Вот изображение, перед которым я чувствую себя более уязвимым и более обнаженным, чем яйцо с хрупкой скорлупой.
Зеваки, пришедшие поглазеть на большую трапезу, рассказывали в тот день, что видели сквозь ограду заснеженного парка королеву - она забавлялась катанием на коньках меньше чем за два часа до торжественного обеда. Какой-то человек, совершенно беззубый и непрерывно сотрясаемый нервной дрожью, в сотый раз описывал, что на ней были широкий плащ и муфта из светлого меха - рысьего, надо полагать - и скользила она по льду «с дьявольской скоростью...».
Она появилась за королевским столом в пышном светло-лазурном платье с фижмами, расшитыми стеклянными цветами из хрустального бисера, и с отделкой из букетиков белладонны по всему полю. Волосы королевы в серебристой пудре были причесаны «под Артемиду» и увенчаны бриллиантовым полумесяцем.
Посмотрев на обед королевы и уже выходя из дворца, Матье сообразил, что до отправления карабаса у него еще много времени. Он углубился в незнакомые ему малолюдные улочки и, вынув из кармана краюху хлеба, принялся есть ее на ходу.
Однако, пока он ел и его слюна смешивалась с хлебом, хлеб становился Матье, а Матье становился хлебом. Он жевал сам себя, свою собственную плоть, свое одиночество, свое отчаявшееся сердце. И все-таки, превратившись в хлеб, он ощущал себя легче, больше, даже необъятным - как серое небо. Бесконечным. Бесконечным, но в то же время ограниченным этим хлебом, который он жевал и будет жевать во веки веков.
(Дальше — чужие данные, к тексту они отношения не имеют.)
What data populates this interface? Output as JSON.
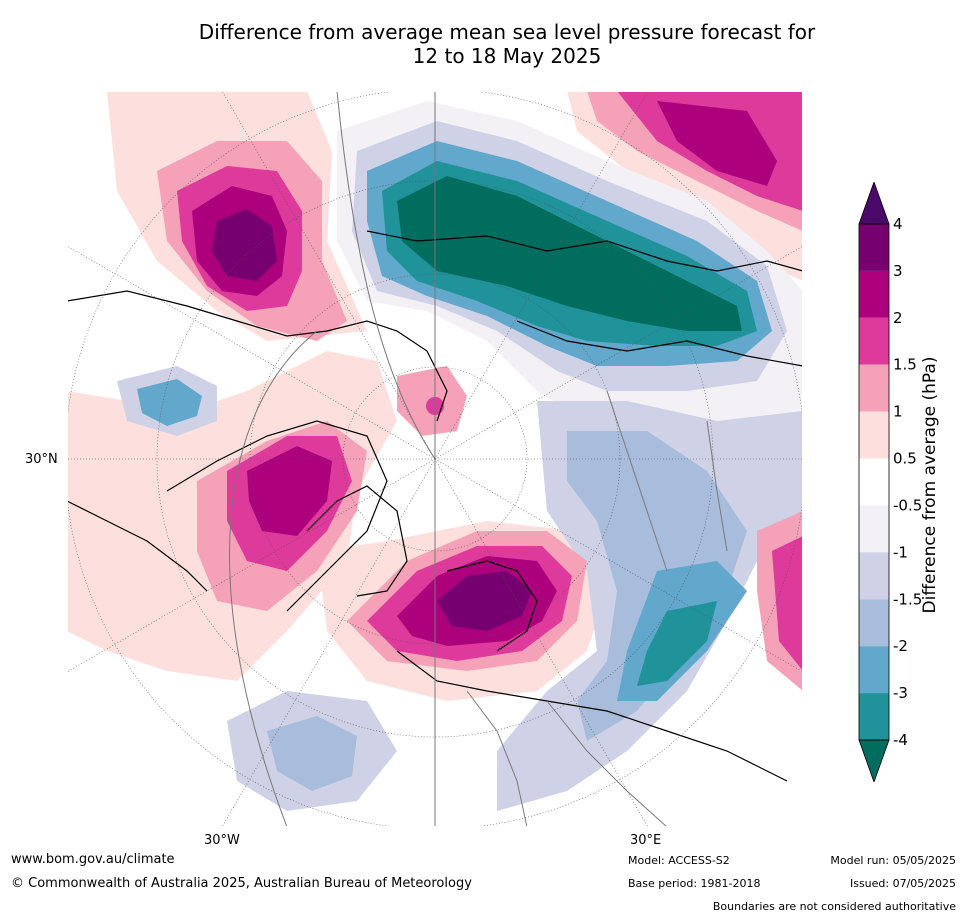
{
  "title_line1": "Difference from average mean sea level pressure forecast for",
  "title_line2": "12 to 18 May 2025",
  "axis_labels": {
    "lat": "30°N",
    "lon_w": "30°W",
    "lon_e": "30°E"
  },
  "colorbar": {
    "title": "Difference from average (hPa)",
    "tick_labels": [
      "4",
      "3",
      "2",
      "1.5",
      "1",
      "0.5",
      "-0.5",
      "-1",
      "-1.5",
      "-2",
      "-3",
      "-4"
    ],
    "colors": [
      "#4b0a6b",
      "#76006f",
      "#ad007d",
      "#de3a9c",
      "#f5a2b9",
      "#fde0de",
      "#ffffff",
      "#f3f0f6",
      "#cfd2e6",
      "#a8bcdc",
      "#62a7cc",
      "#1f929a",
      "#006d5e"
    ]
  },
  "footer": {
    "website": "www.bom.gov.au/climate",
    "copyright": "© Commonwealth of Australia 2025, Australian Bureau of Meteorology",
    "model": "Model: ACCESS-S2",
    "base_period": "Base period: 1981-2018",
    "model_run": "Model run: 05/05/2025",
    "issued": "Issued: 07/05/2025",
    "disclaimer": "Boundaries are not considered authoritative"
  }
}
Снег под ногами был мягким, воздух - теплым. Матье шагал по пустынной улице, шагал по пустыне. Проходя мимо какого-то павильона, он заметил, что на него смотрят два сфинкса, две фигуры с прической «а l’Enfant»[37], скрючившие когти на пьедестале балюстрады, по обе стороны крыльца. Снег набросил им на круп чепраки, улегся гусеницей на длинных, прижатых к боку хвостах.
Сфинксы пристально глядели на Матье мертвенно-бледными, исполненными суровости глазами, и ему даже казалось, что он видит, как нервно морщится тонкий штрих, которым скульптор обозначил брови.
Внезапно Матье заметил кусок хлеба во рту одного из сфинксов - мраморные зубы сомкнулись на коричневой корке, готовые ее раздробить. Он не ведал, как этот хлеб там оказался, кто положил его в пожирающий рот и для какой жертвы было свершено приготовление.